The narrative begins in 1957 with a simple lakeside wedding in Michigan and a brand new red Falcon car intended to carry the newlyweds to St. Petersburg, Florida. However, a series of divine interventions rerouted their journey, leading them to spend decades serving communities in Sri Lanka and Pakistan. The memoir details harrowing experiences, including a 12,000-mile overland family road trip from London to Sri Lanka through military checkpoints and surviving national food famines and economic collapses.
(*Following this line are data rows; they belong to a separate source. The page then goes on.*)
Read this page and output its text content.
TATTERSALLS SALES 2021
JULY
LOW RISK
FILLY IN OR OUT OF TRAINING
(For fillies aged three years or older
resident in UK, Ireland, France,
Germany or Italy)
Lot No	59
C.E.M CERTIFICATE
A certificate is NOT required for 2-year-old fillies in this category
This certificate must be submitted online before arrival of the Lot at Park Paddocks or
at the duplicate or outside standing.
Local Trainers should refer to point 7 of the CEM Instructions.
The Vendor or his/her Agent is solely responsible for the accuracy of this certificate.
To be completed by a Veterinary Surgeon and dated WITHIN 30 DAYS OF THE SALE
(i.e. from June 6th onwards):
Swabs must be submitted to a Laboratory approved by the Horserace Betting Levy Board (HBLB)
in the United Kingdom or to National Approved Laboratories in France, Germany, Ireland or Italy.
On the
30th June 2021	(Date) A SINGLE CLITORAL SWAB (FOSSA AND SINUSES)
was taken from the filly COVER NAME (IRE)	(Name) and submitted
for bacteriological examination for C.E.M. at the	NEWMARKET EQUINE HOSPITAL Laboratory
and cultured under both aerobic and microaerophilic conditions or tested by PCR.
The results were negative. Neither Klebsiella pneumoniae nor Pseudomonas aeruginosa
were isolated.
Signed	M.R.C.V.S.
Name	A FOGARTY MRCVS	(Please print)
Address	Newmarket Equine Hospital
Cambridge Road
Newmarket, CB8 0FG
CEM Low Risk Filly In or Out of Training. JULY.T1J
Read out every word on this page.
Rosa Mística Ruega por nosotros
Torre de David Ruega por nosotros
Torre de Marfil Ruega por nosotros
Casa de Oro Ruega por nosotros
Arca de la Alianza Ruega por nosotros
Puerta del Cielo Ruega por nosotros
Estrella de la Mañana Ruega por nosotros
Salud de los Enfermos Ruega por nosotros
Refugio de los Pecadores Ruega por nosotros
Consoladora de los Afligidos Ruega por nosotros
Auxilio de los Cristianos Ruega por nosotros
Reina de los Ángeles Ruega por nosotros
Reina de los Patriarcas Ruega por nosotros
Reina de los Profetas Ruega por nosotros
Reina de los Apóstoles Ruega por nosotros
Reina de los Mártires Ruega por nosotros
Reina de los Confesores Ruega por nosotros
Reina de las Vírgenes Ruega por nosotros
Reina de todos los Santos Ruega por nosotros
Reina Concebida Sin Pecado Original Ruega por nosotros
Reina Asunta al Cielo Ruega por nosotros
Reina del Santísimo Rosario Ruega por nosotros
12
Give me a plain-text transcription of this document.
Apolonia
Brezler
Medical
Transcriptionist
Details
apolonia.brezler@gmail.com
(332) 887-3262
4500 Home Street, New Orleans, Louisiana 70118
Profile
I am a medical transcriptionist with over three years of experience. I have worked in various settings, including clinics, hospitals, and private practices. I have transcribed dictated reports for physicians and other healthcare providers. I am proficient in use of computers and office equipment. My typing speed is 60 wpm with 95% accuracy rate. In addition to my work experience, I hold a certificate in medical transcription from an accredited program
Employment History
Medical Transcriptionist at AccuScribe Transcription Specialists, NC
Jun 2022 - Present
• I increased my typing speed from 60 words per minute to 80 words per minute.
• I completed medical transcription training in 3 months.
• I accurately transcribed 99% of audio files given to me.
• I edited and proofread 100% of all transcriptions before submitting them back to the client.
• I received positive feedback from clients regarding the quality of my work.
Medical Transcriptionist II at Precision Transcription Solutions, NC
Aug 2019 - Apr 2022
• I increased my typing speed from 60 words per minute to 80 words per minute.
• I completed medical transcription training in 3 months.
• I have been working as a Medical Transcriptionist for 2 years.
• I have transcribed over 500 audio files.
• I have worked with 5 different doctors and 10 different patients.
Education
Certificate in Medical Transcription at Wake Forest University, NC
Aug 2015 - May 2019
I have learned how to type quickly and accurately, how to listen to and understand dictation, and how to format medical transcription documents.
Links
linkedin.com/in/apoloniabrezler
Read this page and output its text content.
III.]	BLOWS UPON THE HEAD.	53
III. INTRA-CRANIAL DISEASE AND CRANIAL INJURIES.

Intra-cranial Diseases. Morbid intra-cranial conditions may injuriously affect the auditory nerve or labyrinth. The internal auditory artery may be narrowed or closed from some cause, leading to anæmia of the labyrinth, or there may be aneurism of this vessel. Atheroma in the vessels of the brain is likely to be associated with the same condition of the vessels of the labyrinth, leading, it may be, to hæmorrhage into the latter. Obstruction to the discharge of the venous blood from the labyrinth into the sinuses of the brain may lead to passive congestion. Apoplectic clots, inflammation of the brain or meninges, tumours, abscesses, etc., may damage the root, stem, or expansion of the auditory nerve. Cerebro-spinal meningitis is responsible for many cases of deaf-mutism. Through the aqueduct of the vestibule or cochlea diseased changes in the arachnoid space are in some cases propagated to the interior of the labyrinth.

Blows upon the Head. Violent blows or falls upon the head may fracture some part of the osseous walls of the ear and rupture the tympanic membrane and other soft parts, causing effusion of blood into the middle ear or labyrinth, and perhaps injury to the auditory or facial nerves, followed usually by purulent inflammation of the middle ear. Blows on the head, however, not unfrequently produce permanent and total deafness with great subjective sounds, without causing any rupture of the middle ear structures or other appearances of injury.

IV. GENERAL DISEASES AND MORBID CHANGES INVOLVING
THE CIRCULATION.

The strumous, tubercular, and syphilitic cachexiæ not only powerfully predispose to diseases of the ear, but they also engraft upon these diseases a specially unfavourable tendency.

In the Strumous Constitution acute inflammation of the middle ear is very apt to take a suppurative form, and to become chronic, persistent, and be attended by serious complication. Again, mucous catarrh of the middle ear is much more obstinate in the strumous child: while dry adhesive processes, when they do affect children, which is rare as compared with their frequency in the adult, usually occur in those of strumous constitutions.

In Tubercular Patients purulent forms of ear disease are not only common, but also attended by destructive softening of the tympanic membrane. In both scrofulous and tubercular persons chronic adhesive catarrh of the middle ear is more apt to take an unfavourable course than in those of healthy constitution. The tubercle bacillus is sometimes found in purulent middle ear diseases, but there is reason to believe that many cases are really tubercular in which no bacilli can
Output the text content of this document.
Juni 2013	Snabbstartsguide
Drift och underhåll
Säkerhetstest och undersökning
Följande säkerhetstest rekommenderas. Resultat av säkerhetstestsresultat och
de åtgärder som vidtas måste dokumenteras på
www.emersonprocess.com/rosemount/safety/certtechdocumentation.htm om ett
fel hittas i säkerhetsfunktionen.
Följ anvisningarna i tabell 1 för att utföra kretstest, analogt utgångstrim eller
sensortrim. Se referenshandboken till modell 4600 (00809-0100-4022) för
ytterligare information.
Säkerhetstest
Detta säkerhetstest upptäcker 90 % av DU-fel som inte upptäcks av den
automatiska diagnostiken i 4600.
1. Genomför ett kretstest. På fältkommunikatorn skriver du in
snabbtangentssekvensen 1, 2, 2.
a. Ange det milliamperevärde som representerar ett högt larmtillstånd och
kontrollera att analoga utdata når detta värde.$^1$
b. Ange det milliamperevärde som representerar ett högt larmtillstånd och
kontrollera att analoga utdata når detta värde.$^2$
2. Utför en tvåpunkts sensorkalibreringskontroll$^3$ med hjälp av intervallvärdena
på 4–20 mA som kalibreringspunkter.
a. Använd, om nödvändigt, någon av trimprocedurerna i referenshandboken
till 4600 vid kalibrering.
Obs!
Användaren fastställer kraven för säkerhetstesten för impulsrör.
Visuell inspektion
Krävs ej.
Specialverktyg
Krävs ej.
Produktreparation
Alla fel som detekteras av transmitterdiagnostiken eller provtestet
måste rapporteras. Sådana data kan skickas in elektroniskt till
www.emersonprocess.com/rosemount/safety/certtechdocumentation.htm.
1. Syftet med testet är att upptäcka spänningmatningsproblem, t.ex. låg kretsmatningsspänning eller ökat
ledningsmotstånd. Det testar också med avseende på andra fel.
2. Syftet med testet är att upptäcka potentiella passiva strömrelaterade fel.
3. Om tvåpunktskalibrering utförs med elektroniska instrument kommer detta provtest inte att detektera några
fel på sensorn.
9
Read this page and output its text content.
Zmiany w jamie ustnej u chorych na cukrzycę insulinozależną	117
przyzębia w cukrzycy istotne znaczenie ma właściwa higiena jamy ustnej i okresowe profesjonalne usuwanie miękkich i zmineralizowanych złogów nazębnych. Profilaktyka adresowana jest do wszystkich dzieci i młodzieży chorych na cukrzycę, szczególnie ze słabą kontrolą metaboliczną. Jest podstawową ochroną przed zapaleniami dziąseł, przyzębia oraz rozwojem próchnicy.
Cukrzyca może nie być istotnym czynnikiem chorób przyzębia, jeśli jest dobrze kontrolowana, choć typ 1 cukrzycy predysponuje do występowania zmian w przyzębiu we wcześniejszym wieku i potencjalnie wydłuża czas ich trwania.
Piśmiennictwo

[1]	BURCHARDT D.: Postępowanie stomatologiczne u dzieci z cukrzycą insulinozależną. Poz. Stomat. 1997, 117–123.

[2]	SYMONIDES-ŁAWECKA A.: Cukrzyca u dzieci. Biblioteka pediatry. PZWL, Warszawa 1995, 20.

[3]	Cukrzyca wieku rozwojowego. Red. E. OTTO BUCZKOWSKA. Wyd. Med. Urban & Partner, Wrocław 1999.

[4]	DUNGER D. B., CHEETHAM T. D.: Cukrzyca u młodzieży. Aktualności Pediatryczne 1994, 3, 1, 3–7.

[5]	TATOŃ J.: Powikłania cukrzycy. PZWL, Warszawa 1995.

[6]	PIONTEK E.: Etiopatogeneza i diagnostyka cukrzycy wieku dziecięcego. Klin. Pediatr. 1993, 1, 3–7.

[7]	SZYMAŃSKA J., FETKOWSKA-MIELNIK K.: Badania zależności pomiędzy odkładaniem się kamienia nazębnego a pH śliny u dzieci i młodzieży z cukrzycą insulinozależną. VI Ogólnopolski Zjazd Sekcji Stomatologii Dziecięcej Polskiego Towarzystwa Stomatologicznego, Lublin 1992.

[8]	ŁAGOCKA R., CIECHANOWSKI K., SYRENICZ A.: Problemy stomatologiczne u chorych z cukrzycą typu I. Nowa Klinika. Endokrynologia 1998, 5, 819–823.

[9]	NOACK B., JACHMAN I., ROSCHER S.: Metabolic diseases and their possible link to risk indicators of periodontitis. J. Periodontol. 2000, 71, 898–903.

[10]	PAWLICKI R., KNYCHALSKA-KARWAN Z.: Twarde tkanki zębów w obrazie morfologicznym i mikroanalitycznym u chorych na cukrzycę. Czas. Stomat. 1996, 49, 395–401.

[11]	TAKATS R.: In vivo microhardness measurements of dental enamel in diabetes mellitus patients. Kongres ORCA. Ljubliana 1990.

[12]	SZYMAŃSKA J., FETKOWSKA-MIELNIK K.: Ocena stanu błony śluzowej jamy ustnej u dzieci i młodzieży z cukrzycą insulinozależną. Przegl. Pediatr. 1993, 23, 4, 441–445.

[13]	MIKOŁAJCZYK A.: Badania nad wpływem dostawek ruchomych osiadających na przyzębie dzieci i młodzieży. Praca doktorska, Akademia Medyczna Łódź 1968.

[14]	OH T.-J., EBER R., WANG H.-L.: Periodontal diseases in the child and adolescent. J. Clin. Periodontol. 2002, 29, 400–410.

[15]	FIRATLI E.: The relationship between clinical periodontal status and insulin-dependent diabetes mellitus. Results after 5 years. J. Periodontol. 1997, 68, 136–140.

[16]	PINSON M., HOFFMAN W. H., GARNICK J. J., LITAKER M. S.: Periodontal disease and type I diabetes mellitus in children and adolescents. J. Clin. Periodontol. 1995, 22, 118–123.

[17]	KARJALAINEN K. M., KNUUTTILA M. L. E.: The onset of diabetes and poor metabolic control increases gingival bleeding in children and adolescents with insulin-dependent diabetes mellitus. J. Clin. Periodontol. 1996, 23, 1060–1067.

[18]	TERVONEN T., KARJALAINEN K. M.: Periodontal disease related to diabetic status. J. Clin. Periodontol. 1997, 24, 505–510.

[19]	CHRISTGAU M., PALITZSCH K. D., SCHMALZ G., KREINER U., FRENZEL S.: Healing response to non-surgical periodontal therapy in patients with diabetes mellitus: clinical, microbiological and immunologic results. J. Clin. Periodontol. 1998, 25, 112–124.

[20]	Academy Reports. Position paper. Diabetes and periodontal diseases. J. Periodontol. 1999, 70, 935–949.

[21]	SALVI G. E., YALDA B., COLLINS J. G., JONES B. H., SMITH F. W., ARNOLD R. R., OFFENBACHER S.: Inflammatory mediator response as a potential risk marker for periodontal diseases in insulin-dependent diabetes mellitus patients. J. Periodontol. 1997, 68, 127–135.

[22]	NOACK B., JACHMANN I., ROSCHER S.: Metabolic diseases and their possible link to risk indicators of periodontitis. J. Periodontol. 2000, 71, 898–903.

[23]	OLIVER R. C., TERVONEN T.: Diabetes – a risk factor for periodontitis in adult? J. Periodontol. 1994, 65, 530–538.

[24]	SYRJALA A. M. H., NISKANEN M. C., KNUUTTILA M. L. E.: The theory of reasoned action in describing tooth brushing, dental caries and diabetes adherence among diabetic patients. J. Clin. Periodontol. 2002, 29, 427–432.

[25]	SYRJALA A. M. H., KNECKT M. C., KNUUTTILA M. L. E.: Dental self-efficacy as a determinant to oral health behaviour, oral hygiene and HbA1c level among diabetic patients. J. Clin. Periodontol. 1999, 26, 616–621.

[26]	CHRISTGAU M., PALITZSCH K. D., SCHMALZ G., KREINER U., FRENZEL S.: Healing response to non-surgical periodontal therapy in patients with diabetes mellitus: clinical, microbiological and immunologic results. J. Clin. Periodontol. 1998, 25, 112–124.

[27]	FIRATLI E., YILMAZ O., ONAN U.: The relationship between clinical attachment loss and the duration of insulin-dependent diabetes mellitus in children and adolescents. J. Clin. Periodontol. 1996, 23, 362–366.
Among the remarkable accounts is how Brooke Sadler illegally smuggled truckloads of flour past five armed military checkpoints during a government-declared famine to feed starving church workers in Colombo. The book also highlights a profound, decades-long friendship with a local Buddhist High Priest that ultimately saved their mission school's land from government seizure. Perhaps most moving is the couple's decision to open their home to vulnerable children, eventually welcoming more than 80 orphaned children into their family, sparked by a poignant question from their adopted daughter, Pami.
"We never could have mapped out the life we lived," says co-author Brooke Sadler. "Every time we faced an impossible logistical problem or a dangerous crisis, the answer arrived in a way we never could have engineered. We wrote this book to remind readers that when God redirects your route, the detour is very often the destination."
Now mostly retired and residing in Greeneville, Tennessee, the Sadlers continue their entrepreneurial spirit by operating Nolichucky Cabins, a mountain retreat and glass wedding chapel. The memoir serves as a practical template for living by faith, offering readers a powerful reminder that following where one is led can yield a life richer and more purposeful than any planned itinerary.